The City of Pittsburgh unanimously approved the Open Data Law on Tuesday, blasting open the musty drawers of city government to streamline city services and facilitate future research.

So how will this change your life going forward, you might ask?

“This bill is really exciting because it sets the tone and creates the infrastructure to make it all happen,” says Laura Meixell, the city’s first analytics and strategy manager who will oversee the open data overhaul.

“It’s revolutionary in that it sets the city’s default to open, opening up the whole universe of data that’s held by the city.”

The city will spend the coming year bringing city departments together to address the scope of work and establishing public forums to seek feedback.

The legislation provides the foundation for a data-driven government, opening up government books and sharing information with the public on everything from city permits to what streets are being plowed during a snowstorm. 

The Open Data Law was a major platform of Mayor Bill Peduto’s campaign.

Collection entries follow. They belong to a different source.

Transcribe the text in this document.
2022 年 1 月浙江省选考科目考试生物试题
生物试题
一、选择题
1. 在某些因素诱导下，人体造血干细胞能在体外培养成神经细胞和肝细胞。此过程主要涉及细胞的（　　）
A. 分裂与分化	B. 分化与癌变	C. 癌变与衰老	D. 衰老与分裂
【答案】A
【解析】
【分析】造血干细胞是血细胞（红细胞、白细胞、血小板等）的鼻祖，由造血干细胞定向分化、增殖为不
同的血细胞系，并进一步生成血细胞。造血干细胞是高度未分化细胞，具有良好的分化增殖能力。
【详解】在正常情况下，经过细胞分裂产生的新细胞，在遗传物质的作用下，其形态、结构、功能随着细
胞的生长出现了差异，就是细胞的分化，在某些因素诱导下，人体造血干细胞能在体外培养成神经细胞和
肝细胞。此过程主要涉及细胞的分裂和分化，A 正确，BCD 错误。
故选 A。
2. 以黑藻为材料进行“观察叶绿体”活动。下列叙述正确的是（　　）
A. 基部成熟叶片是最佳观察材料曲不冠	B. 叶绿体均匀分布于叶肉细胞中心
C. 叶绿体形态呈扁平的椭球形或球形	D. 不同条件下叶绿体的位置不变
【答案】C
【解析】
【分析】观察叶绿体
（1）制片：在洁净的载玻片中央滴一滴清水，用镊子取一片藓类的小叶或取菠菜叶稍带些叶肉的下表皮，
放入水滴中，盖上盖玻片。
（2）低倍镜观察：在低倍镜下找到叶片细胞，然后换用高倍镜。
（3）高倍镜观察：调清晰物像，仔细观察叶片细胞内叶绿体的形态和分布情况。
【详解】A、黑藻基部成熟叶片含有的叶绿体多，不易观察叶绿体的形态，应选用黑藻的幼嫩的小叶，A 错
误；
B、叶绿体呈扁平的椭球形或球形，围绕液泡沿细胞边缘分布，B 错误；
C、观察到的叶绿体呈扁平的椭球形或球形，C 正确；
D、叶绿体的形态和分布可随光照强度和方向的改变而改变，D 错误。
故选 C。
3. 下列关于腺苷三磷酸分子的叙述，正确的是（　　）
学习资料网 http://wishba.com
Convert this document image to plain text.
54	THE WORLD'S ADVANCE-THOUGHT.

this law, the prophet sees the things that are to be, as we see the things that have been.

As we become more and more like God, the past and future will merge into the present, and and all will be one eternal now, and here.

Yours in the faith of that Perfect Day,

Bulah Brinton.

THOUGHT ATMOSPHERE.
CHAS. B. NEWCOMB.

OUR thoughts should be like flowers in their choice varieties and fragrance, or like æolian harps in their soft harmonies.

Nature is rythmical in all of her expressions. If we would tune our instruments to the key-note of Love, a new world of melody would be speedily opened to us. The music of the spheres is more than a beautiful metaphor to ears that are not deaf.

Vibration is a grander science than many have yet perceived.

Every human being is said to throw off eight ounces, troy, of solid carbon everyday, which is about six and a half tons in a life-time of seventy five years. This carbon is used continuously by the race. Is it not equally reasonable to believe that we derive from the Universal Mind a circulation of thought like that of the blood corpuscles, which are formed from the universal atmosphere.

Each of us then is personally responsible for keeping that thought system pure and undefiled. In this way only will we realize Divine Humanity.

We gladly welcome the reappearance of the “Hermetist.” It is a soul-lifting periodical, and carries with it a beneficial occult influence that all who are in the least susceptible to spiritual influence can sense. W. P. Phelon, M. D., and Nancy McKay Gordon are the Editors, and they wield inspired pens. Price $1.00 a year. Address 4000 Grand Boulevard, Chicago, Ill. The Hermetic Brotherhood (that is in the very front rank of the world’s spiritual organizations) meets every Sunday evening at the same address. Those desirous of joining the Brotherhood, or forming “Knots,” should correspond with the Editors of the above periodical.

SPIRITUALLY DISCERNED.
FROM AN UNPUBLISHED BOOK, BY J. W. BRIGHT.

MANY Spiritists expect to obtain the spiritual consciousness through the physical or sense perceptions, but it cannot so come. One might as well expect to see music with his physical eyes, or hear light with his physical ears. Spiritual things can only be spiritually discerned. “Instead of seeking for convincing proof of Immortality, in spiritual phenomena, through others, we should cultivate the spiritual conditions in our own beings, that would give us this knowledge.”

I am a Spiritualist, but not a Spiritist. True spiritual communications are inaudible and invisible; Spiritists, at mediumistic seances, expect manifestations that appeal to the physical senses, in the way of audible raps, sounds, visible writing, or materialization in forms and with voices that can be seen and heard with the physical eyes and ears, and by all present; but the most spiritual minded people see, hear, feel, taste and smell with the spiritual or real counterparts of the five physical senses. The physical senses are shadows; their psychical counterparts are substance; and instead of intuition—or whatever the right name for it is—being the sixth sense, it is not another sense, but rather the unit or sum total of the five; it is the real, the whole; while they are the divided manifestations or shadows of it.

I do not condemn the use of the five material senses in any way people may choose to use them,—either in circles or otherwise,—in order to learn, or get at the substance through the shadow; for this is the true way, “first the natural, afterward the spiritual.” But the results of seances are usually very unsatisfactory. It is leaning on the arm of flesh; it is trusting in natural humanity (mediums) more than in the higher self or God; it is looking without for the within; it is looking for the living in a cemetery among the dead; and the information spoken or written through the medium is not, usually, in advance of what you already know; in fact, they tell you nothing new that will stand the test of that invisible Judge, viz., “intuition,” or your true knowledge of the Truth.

The city will immediately convene an open data management team consisting of representatives from all the city departments. The team will work together to outline each department’s mission as it relates to open data, says Meixell.

Secondly, an open data catalogue will be created to take stock of all the information available, where it’s held and what state it’s in.

Residents of the city are asked to assist the effort. A public platform will be launched called the Pittsburgh Data Forum, modeled after a similar forum in Philadelphia.

Residents and businesses are encouraged to submit  ideas to spark conversations around information that is needed and how it is needed, whether a way to track permits for a home renovation or to obtain data for university research.

Finally, an organization called OpenPGH will be formed as part of the Code for America Brigade Project, encouraging data users, techies,  researchers and others to join monthly meetings to provide feedback.

“We’re only beginning to tell these stories so we want to be sure that what we’re releasing is really useful,” says Meixell.  

City data sets should start appearing on the portal by the end of 2014. “We want to spend the time to do it right,” she says.